Ein neuer investigativer Report deckte nun auf, dass das US Verteidigungsministerium (Pentagon) weltweit Millionen Waffen aus alten Sowjetbeständen sammelte, um diese an die syrischen Rebellen zu liefern. Insbesondere in den Balkanländern, die in Zeiten des Kalten Krieges dem Warschauer Pakt angehörten, sollen große Bestände an Kalaschnikows und Dragunows aufgekauft worden sein, um sie danach verdeckt an die Rebellen beziehungsweise Terroristen in Syrien abzugeben, die sich im Bürgerkrieg mit der Assad-Regierung befinden.

 

Diese Zahlen und Daten gehen aus Recherchen des Balkan Investigative Reporting Network (BIRN) und einem Projekt, dass sich der Bekämpfung von organisierter Kriminalität und Korruption befasst (OCCRP).

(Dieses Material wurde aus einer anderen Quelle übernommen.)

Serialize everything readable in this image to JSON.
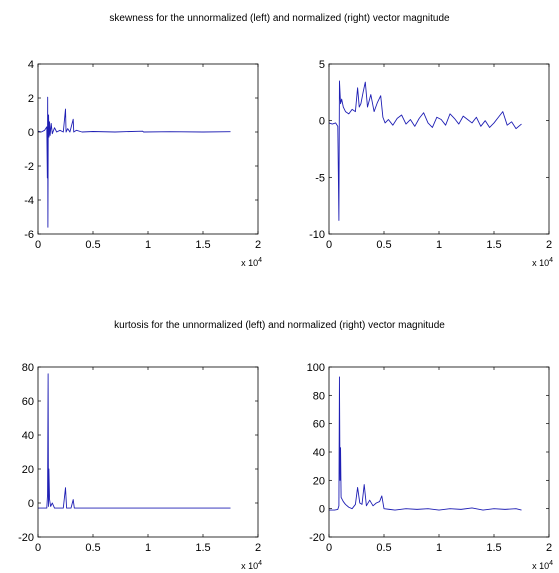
{
  "titles": {
    "skewness": "skewness for the unnormalized (left) and normalized (right) vector magnitude",
    "kurtosis": "kurtosis for the unnormalized (left) and normalized (right) vector magnitude"
  },
  "line_color": "#1f1fb4",
  "chart_data": [
    {
      "id": "skew-left",
      "type": "line",
      "title": "",
      "xlabel": "",
      "ylabel": "",
      "xlim": [
        0,
        20000
      ],
      "ylim": [
        -6,
        4
      ],
      "x_ticks": [
        0,
        5000,
        10000,
        15000,
        20000
      ],
      "x_tick_labels": [
        "0",
        "0.5",
        "1",
        "1.5",
        "2"
      ],
      "y_ticks": [
        -6,
        -4,
        -2,
        0,
        2,
        4
      ],
      "y_tick_labels": [
        "-6",
        "-4",
        "-2",
        "0",
        "2",
        "4"
      ],
      "x_multiplier": "x 10",
      "x_multiplier_exp": "4",
      "grid": false,
      "series": [
        {
          "values": [
            [
              0,
              0.05
            ],
            [
              300,
              0
            ],
            [
              600,
              0.1
            ],
            [
              800,
              0.3
            ],
            [
              850,
              -2.7
            ],
            [
              880,
              2.05
            ],
            [
              900,
              -5.6
            ],
            [
              930,
              0.2
            ],
            [
              960,
              1.0
            ],
            [
              1000,
              -0.3
            ],
            [
              1050,
              0.6
            ],
            [
              1100,
              -0.2
            ],
            [
              1200,
              0.5
            ],
            [
              1300,
              -0.1
            ],
            [
              1500,
              0.25
            ],
            [
              1700,
              0
            ],
            [
              2000,
              0.1
            ],
            [
              2300,
              0
            ],
            [
              2500,
              1.35
            ],
            [
              2550,
              0
            ],
            [
              2700,
              0.2
            ],
            [
              2900,
              0
            ],
            [
              3200,
              0.75
            ],
            [
              3250,
              0
            ],
            [
              3500,
              0.1
            ],
            [
              4000,
              0
            ],
            [
              5000,
              0.03
            ],
            [
              7000,
              0
            ],
            [
              9500,
              0.05
            ],
            [
              9600,
              0
            ],
            [
              12000,
              0.02
            ],
            [
              15000,
              0
            ],
            [
              17500,
              0.02
            ]
          ]
        }
      ]
    },
    {
      "id": "skew-right",
      "type": "line",
      "title": "",
      "xlabel": "",
      "ylabel": "",
      "xlim": [
        0,
        20000
      ],
      "ylim": [
        -10,
        5
      ],
      "x_ticks": [
        0,
        5000,
        10000,
        15000,
        20000
      ],
      "x_tick_labels": [
        "0",
        "0.5",
        "1",
        "1.5",
        "2"
      ],
      "y_ticks": [
        -10,
        -5,
        0,
        5
      ],
      "y_tick_labels": [
        "-10",
        "-5",
        "0",
        "5"
      ],
      "x_multiplier": "x 10",
      "x_multiplier_exp": "4",
      "grid": false,
      "series": [
        {
          "values": [
            [
              0,
              -0.2
            ],
            [
              300,
              -0.3
            ],
            [
              600,
              -0.2
            ],
            [
              800,
              -0.5
            ],
            [
              900,
              -8.8
            ],
            [
              950,
              3.5
            ],
            [
              1050,
              1.5
            ],
            [
              1150,
              1.9
            ],
            [
              1300,
              1.2
            ],
            [
              1500,
              0.8
            ],
            [
              1800,
              0.6
            ],
            [
              2100,
              1.0
            ],
            [
              2400,
              0.8
            ],
            [
              2600,
              2.9
            ],
            [
              2750,
              1.2
            ],
            [
              2900,
              1.5
            ],
            [
              3100,
              2.5
            ],
            [
              3300,
              3.4
            ],
            [
              3500,
              1.2
            ],
            [
              3800,
              2.3
            ],
            [
              4100,
              0.8
            ],
            [
              4400,
              1.6
            ],
            [
              4700,
              2.2
            ],
            [
              4900,
              0.3
            ],
            [
              5100,
              -0.2
            ],
            [
              5400,
              0.1
            ],
            [
              5800,
              -0.4
            ],
            [
              6200,
              0.2
            ],
            [
              6600,
              0.5
            ],
            [
              7000,
              -0.3
            ],
            [
              7400,
              0.1
            ],
            [
              7800,
              -0.5
            ],
            [
              8200,
              0.2
            ],
            [
              8600,
              0.7
            ],
            [
              9000,
              -0.2
            ],
            [
              9400,
              -0.6
            ],
            [
              9800,
              0.3
            ],
            [
              10200,
              0.1
            ],
            [
              10600,
              -0.4
            ],
            [
              11000,
              0.6
            ],
            [
              11400,
              0.2
            ],
            [
              11800,
              -0.3
            ],
            [
              12200,
              0.4
            ],
            [
              12600,
              0.1
            ],
            [
              13000,
              -0.2
            ],
            [
              13400,
              0.3
            ],
            [
              13800,
              -0.5
            ],
            [
              14200,
              0.0
            ],
            [
              14600,
              -0.6
            ],
            [
              15000,
              -0.2
            ],
            [
              15400,
              0.3
            ],
            [
              15800,
              0.8
            ],
            [
              16200,
              -0.4
            ],
            [
              16600,
              -0.1
            ],
            [
              17000,
              -0.7
            ],
            [
              17500,
              -0.3
            ]
          ]
        }
      ]
    },
    {
      "id": "kurt-left",
      "type": "line",
      "title": "",
      "xlabel": "",
      "ylabel": "",
      "xlim": [
        0,
        20000
      ],
      "ylim": [
        -20,
        80
      ],
      "x_ticks": [
        0,
        5000,
        10000,
        15000,
        20000
      ],
      "x_tick_labels": [
        "0",
        "0.5",
        "1",
        "1.5",
        "2"
      ],
      "y_ticks": [
        -20,
        0,
        20,
        40,
        60,
        80
      ],
      "y_tick_labels": [
        "-20",
        "0",
        "20",
        "40",
        "60",
        "80"
      ],
      "x_multiplier": "x 10",
      "x_multiplier_exp": "4",
      "grid": false,
      "series": [
        {
          "values": [
            [
              0,
              -3
            ],
            [
              800,
              -3
            ],
            [
              870,
              5
            ],
            [
              920,
              76
            ],
            [
              950,
              -2
            ],
            [
              990,
              20
            ],
            [
              1050,
              2
            ],
            [
              1150,
              -2
            ],
            [
              1300,
              0
            ],
            [
              1500,
              -3
            ],
            [
              2300,
              -3
            ],
            [
              2500,
              9
            ],
            [
              2600,
              -3
            ],
            [
              3000,
              -3
            ],
            [
              3200,
              2
            ],
            [
              3300,
              -3
            ],
            [
              17500,
              -3
            ]
          ]
        }
      ]
    },
    {
      "id": "kurt-right",
      "type": "line",
      "title": "",
      "xlabel": "",
      "ylabel": "",
      "xlim": [
        0,
        20000
      ],
      "ylim": [
        -20,
        100
      ],
      "x_ticks": [
        0,
        5000,
        10000,
        15000,
        20000
      ],
      "x_tick_labels": [
        "0",
        "0.5",
        "1",
        "1.5",
        "2"
      ],
      "y_ticks": [
        -20,
        0,
        20,
        40,
        60,
        80,
        100
      ],
      "y_tick_labels": [
        "-20",
        "0",
        "20",
        "40",
        "60",
        "80",
        "100"
      ],
      "x_multiplier": "x 10",
      "x_multiplier_exp": "4",
      "grid": false,
      "series": [
        {
          "values": [
            [
              0,
              -1
            ],
            [
              500,
              -1
            ],
            [
              800,
              -0.5
            ],
            [
              900,
              2
            ],
            [
              950,
              93
            ],
            [
              1000,
              20
            ],
            [
              1050,
              43
            ],
            [
              1100,
              8
            ],
            [
              1300,
              5
            ],
            [
              1500,
              3
            ],
            [
              1800,
              1
            ],
            [
              2100,
              0
            ],
            [
              2400,
              3
            ],
            [
              2600,
              15
            ],
            [
              2800,
              4
            ],
            [
              3000,
              3
            ],
            [
              3200,
              17
            ],
            [
              3400,
              2
            ],
            [
              3700,
              6
            ],
            [
              4000,
              2
            ],
            [
              4300,
              4
            ],
            [
              4600,
              5
            ],
            [
              4800,
              9
            ],
            [
              5000,
              0
            ],
            [
              5500,
              -0.5
            ],
            [
              6000,
              -1
            ],
            [
              7000,
              0
            ],
            [
              8000,
              -0.5
            ],
            [
              9000,
              0
            ],
            [
              10000,
              -1
            ],
            [
              11000,
              0
            ],
            [
              12000,
              -0.5
            ],
            [
              13000,
              0.5
            ],
            [
              14000,
              -1
            ],
            [
              15000,
              0
            ],
            [
              16000,
              -0.5
            ],
            [
              17000,
              0
            ],
            [
              17500,
              -1
            ]
          ]
        }
      ]
    }
  ]
}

Diese konnten anhand der Daten und den daraus gewonnen Erkenntnissen den schlüssigen Beweis liefern, dass das Pentagon in Höhe von bis zu 2,2 Milliarden Dollar Waffenbestände von private Händeln und Schmugglern aufkaufen konnte, um sie letztlich an syrische Kämpfer gegen die Assad-Regierung zu liefern. Das ging aus internen Dateien des Pentagons hervor. Perfide daran ist, dass es sich überwiegend um Waffen aus sowjetischer Herstellung handelte, um dadurch die Spur oberflächlich vom Pentagon zu verwischen, denn würden diese anstelle von Kalaschnikows mit M-16 oder anderen NATO-Waffen (wie etwa das deutsche G-3 oder G-36) gegen Assad in den Kampf ziehen, so wäre die Unterstützung noch offenkundiger gewesen. WikiLeaks veröffentlichte folgende Infografik unter Bezugnahme auf einen Artikel des investigativen Portals ZeroHedge, der sich auf die Recherchen von Balkan Insight und den dazugehörigen Bericht beruft.

 

 

 

Im den englischsprachigen Berichten werden auf gefälschte Dokumente hingewiesen und man beruft sich auf weitere Berichte, die die Waffenlieferungen an dschihadistische Gruppen dokumentieren. Es ist letztlich kein Novum, denn auf WikiLeaks selbst gab es in den letzten Jahren mehrere Enthüllungen aus E-Mails und deren Anhängen (so auch etwa die Clinton-Mails), die bereits als Anhaltspunkt dienten, um die Unterstützung dieser Gruppe von amerikanischer Seite zu dokumentieren. Zudem erklärt dies auch der wohlwollende Umgang westlicher Leitmedien im Hinblick auf die Berichterstattung über diese Gruppierungen. Auf der unteren Karte ist zu sehen, wo und welche Gruppen von den USA unterstützt wurden. Neben den Rebellen im Westen und Süden des Landes, wo vor allem die syrischen Oppositionsgruppen beliefert werden, sind im Norden die Syrisch-Demokratischen Kräfte eingezeichnet, die ebenfalls – wie bereits bekannt – vom Pentagon oder CIA unterstützt werden.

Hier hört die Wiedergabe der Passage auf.